Pardon me while I provide further evidence in support of the theorem that
the best way to get the correct answer from the internet is to post the
wrong answer.

On Mar 18,  3:08pm, Ray Andrews wrote:
}
} Thanks, now I at least know what was busted. I must tread lightly on
} this point because zsh has it's own culture, but from the perspective
} of my C brain, " read -t " ... maybe this, maybe that ... with exactly
} the same input is hard to accept. It's not very robust.

"read -t input" in zsh is pretty nearly equivalent to this C code:

   char input[1024];
   fcntl(0, F_SETFL, O_NONBLOCK);
   read(0, input, 1024);

(except of course that the size of the input is not predetermined).  If
you cojole that C into a runnable program and try it, you'll find that
it behaves just the way "read -t" does.  If you don't want that fcntl()
in there, don't pass the -t option.
 
} > (One could argue that "read" should always erase the parameter to which
} > it was told to write, no matter whether the action of reading succeeds;
} > but that's a different conversation.)

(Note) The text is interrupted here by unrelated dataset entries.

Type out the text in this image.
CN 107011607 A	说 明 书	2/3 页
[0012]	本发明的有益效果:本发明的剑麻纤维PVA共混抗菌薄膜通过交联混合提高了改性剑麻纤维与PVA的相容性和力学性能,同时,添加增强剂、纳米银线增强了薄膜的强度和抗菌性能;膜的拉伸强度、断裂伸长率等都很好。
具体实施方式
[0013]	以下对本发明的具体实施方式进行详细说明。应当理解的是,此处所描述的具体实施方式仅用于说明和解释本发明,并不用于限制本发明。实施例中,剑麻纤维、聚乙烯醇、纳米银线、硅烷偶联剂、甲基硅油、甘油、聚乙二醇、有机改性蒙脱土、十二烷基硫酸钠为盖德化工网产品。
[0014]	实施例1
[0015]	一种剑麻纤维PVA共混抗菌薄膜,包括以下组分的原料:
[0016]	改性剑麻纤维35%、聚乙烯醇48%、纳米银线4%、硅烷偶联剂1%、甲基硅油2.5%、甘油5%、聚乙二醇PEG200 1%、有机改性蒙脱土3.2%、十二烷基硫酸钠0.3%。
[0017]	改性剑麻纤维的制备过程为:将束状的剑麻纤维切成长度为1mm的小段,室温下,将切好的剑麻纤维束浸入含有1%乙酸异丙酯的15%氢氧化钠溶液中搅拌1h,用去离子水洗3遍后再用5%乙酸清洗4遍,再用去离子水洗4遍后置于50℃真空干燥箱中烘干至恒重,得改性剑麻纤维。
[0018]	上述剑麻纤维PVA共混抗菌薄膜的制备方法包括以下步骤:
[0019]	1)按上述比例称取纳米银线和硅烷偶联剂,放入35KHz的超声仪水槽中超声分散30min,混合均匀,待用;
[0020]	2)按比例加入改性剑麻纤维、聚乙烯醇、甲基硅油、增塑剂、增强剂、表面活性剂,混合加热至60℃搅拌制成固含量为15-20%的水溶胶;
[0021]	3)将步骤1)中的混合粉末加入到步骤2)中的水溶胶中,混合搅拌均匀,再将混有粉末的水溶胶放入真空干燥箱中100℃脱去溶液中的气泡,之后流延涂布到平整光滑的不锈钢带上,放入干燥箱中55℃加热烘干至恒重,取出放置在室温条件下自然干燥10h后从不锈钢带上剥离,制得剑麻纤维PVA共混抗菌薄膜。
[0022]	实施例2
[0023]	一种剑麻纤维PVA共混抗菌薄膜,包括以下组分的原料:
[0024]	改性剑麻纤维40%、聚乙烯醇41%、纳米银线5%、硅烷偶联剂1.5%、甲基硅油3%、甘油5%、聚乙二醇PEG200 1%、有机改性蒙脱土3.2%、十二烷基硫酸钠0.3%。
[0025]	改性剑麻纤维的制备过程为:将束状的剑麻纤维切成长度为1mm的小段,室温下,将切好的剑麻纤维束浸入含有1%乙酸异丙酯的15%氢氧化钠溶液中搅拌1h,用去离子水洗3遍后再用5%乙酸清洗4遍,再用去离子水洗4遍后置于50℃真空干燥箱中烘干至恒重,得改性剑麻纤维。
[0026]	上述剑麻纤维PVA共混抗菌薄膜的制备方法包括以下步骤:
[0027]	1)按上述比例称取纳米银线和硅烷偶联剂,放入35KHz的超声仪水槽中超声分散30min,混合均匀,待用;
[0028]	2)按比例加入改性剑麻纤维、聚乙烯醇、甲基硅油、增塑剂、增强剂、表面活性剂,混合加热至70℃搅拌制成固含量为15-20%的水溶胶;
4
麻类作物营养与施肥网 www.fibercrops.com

} I'd say it's almost the nub of this conversation. If, as Peter says,
} zsh is asynchronous, and that means that process one might or might
} not be finished before process two, then it seems to me that if there
} is a failure of some sort, then that should be manifested.

It *IS* manifested ... as the return value of "read" ($?).  Which your
function ignored ...  The full situation goes something like this:

  input=START
  if read -t input
  then print "I definitely read input: $input"
  elif (( $#input ))
  then print "Error, input unchanged: $input"
  else print "End of file: $input"
  fi

In most cases you don't care:

  if read -t input
  then print "got \$input: $input"
  else print "got nothing, do not use \$input"
  fi

} Identical runs of identical code should produce identical results, no?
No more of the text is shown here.